- Born: March 29, 1962 (age 64) Chapel Hill, North Carolina
- Education: Davidson College (BS) University of Oxford (M.Phil., D.Phil.)
- Occupation: Economist
- Years active: 1987–present
- Organization: International Monetary Fund;
- Awards: Rhodes Scholar;

= Hunter Monroe =

American economist

Hunter Monroe (born March 29, 1962) is an American economist, serving with the United States Congress Joint Economic Committee, Peterson Institute for International Economics, and International Monetary Fund. He was the IMF's representative to Georgia (1996–99) and Honduras (2005–06). He has published in the areas of crypto-assets, central bank digital currencies, natural gas markets, Ponzi schemes, and Caribbean economies, and outside of economics on computational complexity and theoretical physics. He was a Rhodes scholar and term member of the Council on Foreign Relations.

==Background and personal life==
Born in Chapel Hill, NC, Monroe graduated from Chapel Hill High School (Chapel Hill, North Carolina) in 1980, and went on to study mathematics at Davidson College as a Stuart Scholar. He then obtained his D.Phil. in Economics from Oxford University, studying under Prof. John Vickers, examining systems versus components competition in the computer industry.

==Career==
Monroe worked on the staff of the United States Congress Joint Economic Committee during 1987–90, focusing on European integration. He subsequently worked at the Peterson Institute for International Economics, co-authoring a book on the U.S. current account deficit.

At the IMF, Monroe led Article IV and technical assistance missions to a range of countries, including Dominica, El Salvador, Georgia, Honduras, the Kyrgyz Republic, Myanmar, Paraguay, Sri Lanka, and Turkmenistan. His work examined subjects including fintech, spillovers within currency unions, Ponzi schemes, offshore financial centers, remittances, natural gas markets, and migration. He worked on teams delivering $3.5 billion debt relief to Bolivia, Honduras, and Zambia. He led development of the IMF's Financial Sector Stability Review, which has become the key tool guiding technical assistance to countries aiming to improve their financial stability, and helped raised $25 million from donor countries for the supporting Financial Sector Stability Fund. He served as IMF Representative to Georgia and Honduras.
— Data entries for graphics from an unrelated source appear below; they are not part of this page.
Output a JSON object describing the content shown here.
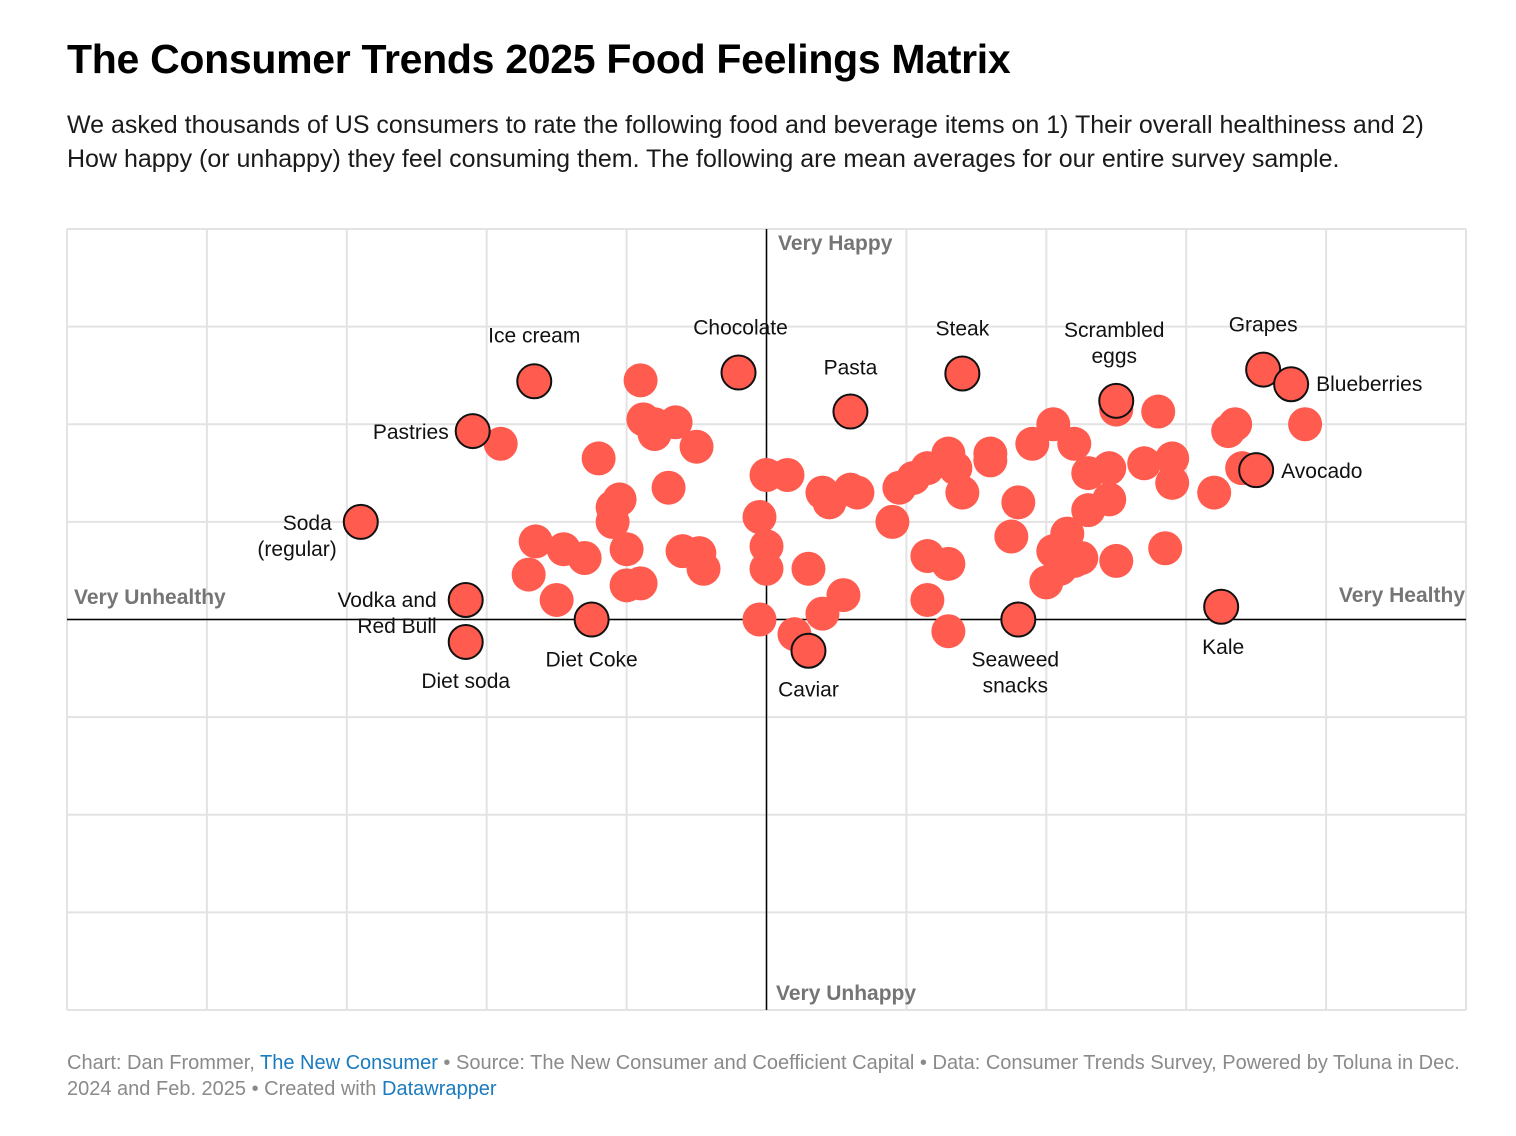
{
  "title": "The Consumer Trends 2025 Food Feelings Matrix",
  "subtitle": "We asked thousands of US consumers to rate the following food and beverage items on 1) Their overall healthiness and 2) How happy (or unhappy) they feel consuming them. The following are mean averages for our entire survey sample.",
  "footer": {
    "prefix": "Chart: Dan Frommer, ",
    "publisher": "The New Consumer",
    "middle": " • Source: The New Consumer and Coefficient Capital • Data: Consumer Trends Survey, Powered by Toluna in Dec. 2024 and Feb. 2025 • Created with ",
    "tool": "Datawrapper"
  },
  "colors": {
    "dot": "#ff5b4f",
    "outline": "#111111",
    "grid": "#e3e3e3",
    "axis_label": "#757575",
    "link": "#1a7bbf"
  },
  "chart_data": {
    "type": "scatter",
    "xlim": [
      -5,
      5
    ],
    "ylim": [
      -4,
      4
    ],
    "grid": true,
    "axis_labels": {
      "left": "Very Unhealthy",
      "right": "Very Healthy",
      "top": "Very Happy",
      "bottom": "Very Unhappy"
    },
    "labeled_points": [
      {
        "label": "Ice cream",
        "x": -1.66,
        "y": 2.44
      },
      {
        "label": "Chocolate",
        "x": -0.2,
        "y": 2.53
      },
      {
        "label": "Pasta",
        "x": 0.6,
        "y": 2.13
      },
      {
        "label": "Steak",
        "x": 1.4,
        "y": 2.52
      },
      {
        "label": "Scrambled eggs",
        "x": 2.5,
        "y": 2.24
      },
      {
        "label": "Grapes",
        "x": 3.55,
        "y": 2.56
      },
      {
        "label": "Blueberries",
        "x": 3.75,
        "y": 2.41
      },
      {
        "label": "Pastries",
        "x": -2.1,
        "y": 1.93
      },
      {
        "label": "Avocado",
        "x": 3.5,
        "y": 1.53
      },
      {
        "label": "Soda (regular)",
        "x": -2.9,
        "y": 1.0
      },
      {
        "label": "Vodka and Red Bull",
        "x": -2.15,
        "y": 0.2
      },
      {
        "label": "Diet soda",
        "x": -2.15,
        "y": -0.23
      },
      {
        "label": "Diet Coke",
        "x": -1.25,
        "y": 0.0
      },
      {
        "label": "Caviar",
        "x": 0.3,
        "y": -0.32
      },
      {
        "label": "Seaweed snacks",
        "x": 1.8,
        "y": 0.0
      },
      {
        "label": "Kale",
        "x": 3.25,
        "y": 0.13
      }
    ],
    "other_points": [
      [
        -0.9,
        2.45
      ],
      [
        -0.88,
        2.05
      ],
      [
        -0.8,
        2.0
      ],
      [
        -0.65,
        2.02
      ],
      [
        -0.8,
        1.9
      ],
      [
        -0.5,
        1.77
      ],
      [
        -1.9,
        1.8
      ],
      [
        -1.2,
        1.65
      ],
      [
        -0.7,
        1.35
      ],
      [
        -1.05,
        1.23
      ],
      [
        -1.1,
        1.15
      ],
      [
        -1.1,
        1.0
      ],
      [
        -1.65,
        0.8
      ],
      [
        -1.45,
        0.72
      ],
      [
        -1.3,
        0.63
      ],
      [
        -1.0,
        0.72
      ],
      [
        -0.6,
        0.7
      ],
      [
        -0.48,
        0.68
      ],
      [
        -0.45,
        0.52
      ],
      [
        -1.7,
        0.46
      ],
      [
        -1.5,
        0.2
      ],
      [
        -1.0,
        0.35
      ],
      [
        -0.9,
        0.37
      ],
      [
        -0.05,
        1.05
      ],
      [
        0.0,
        0.75
      ],
      [
        0.0,
        0.52
      ],
      [
        -0.05,
        0.0
      ],
      [
        0.0,
        1.48
      ],
      [
        0.15,
        1.48
      ],
      [
        0.3,
        0.52
      ],
      [
        0.4,
        1.3
      ],
      [
        0.45,
        1.2
      ],
      [
        0.6,
        1.33
      ],
      [
        0.65,
        1.3
      ],
      [
        0.55,
        0.25
      ],
      [
        0.4,
        0.06
      ],
      [
        0.2,
        -0.15
      ],
      [
        0.9,
        1.0
      ],
      [
        0.95,
        1.35
      ],
      [
        1.05,
        1.45
      ],
      [
        1.15,
        1.55
      ],
      [
        1.3,
        1.7
      ],
      [
        1.35,
        1.55
      ],
      [
        1.4,
        1.3
      ],
      [
        1.6,
        1.7
      ],
      [
        1.6,
        1.63
      ],
      [
        1.15,
        0.65
      ],
      [
        1.3,
        0.57
      ],
      [
        1.15,
        0.2
      ],
      [
        1.3,
        -0.12
      ],
      [
        1.8,
        1.2
      ],
      [
        1.75,
        0.85
      ],
      [
        1.9,
        1.8
      ],
      [
        2.05,
        2.0
      ],
      [
        2.2,
        1.8
      ],
      [
        2.3,
        1.5
      ],
      [
        2.45,
        1.55
      ],
      [
        2.3,
        1.12
      ],
      [
        2.45,
        1.23
      ],
      [
        2.15,
        0.88
      ],
      [
        2.15,
        0.72
      ],
      [
        2.05,
        0.7
      ],
      [
        2.2,
        0.6
      ],
      [
        2.25,
        0.63
      ],
      [
        2.1,
        0.52
      ],
      [
        2.0,
        0.38
      ],
      [
        2.5,
        0.6
      ],
      [
        2.5,
        2.15
      ],
      [
        2.8,
        2.13
      ],
      [
        2.7,
        1.6
      ],
      [
        2.9,
        1.65
      ],
      [
        2.9,
        1.4
      ],
      [
        2.85,
        0.73
      ],
      [
        3.2,
        1.3
      ],
      [
        3.3,
        1.93
      ],
      [
        3.35,
        2.0
      ],
      [
        3.4,
        1.55
      ],
      [
        3.85,
        2.0
      ]
    ]
  }
}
Monroe also served as an adjunct professor at George Washington University's Elliott School for International Affairs, leading graduate seminars on the Economics of Natural Gas; at Stanford University's Washington program, on international economics for undergraduates; at the University of Maryland, on macroeconomics; at George Mason University, on exchange rates; and at Marymount University, on Artificial Intelligence Applications for Business and on Economics for Managers.
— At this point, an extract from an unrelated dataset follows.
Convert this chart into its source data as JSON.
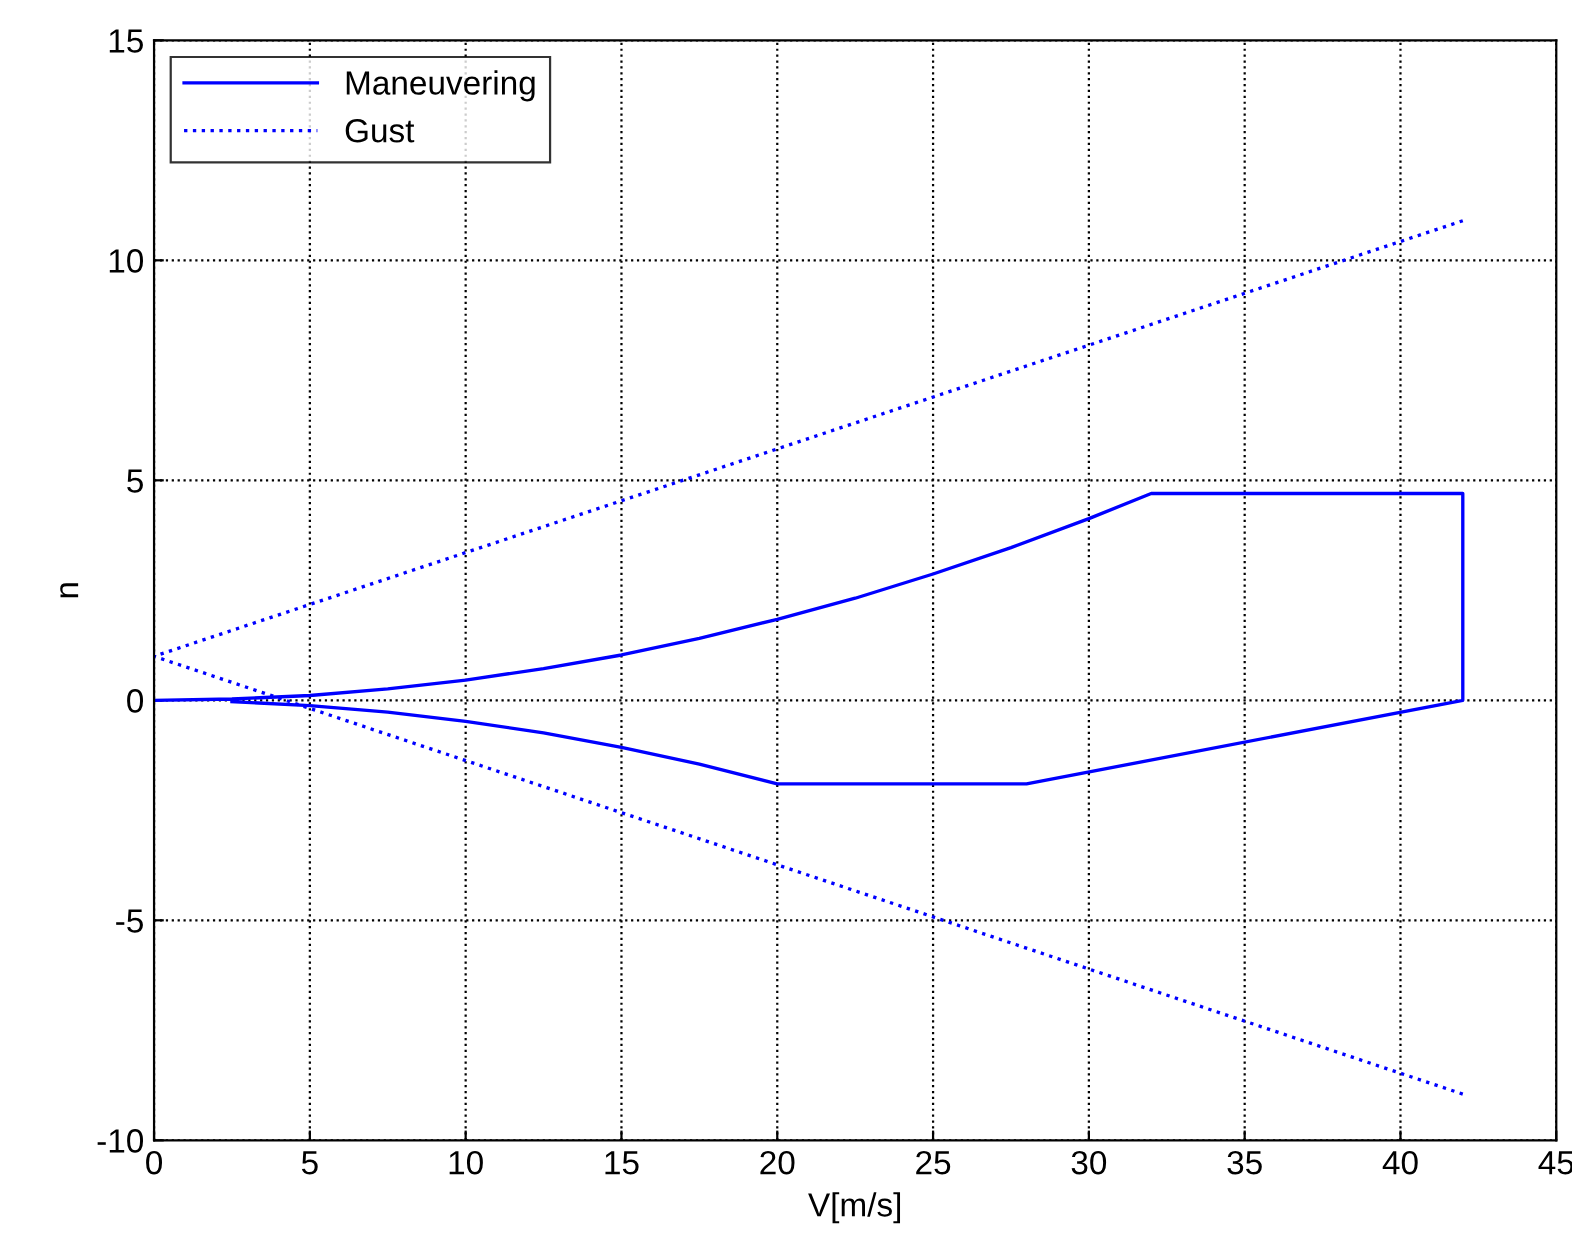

He has also published in fields outside of economics. In the area of computational complexity, he examined the relationship between computational problems with no fastest algorithm, such as matrix multiplication,. In theoretical physics, he has examined whether closed timelike curves are undesirable in a physical model. This paper "Are Causality Violations Undesirable?" was co-winner of the Queen Mary University of London Essay Prize on Closed Timelike Curves.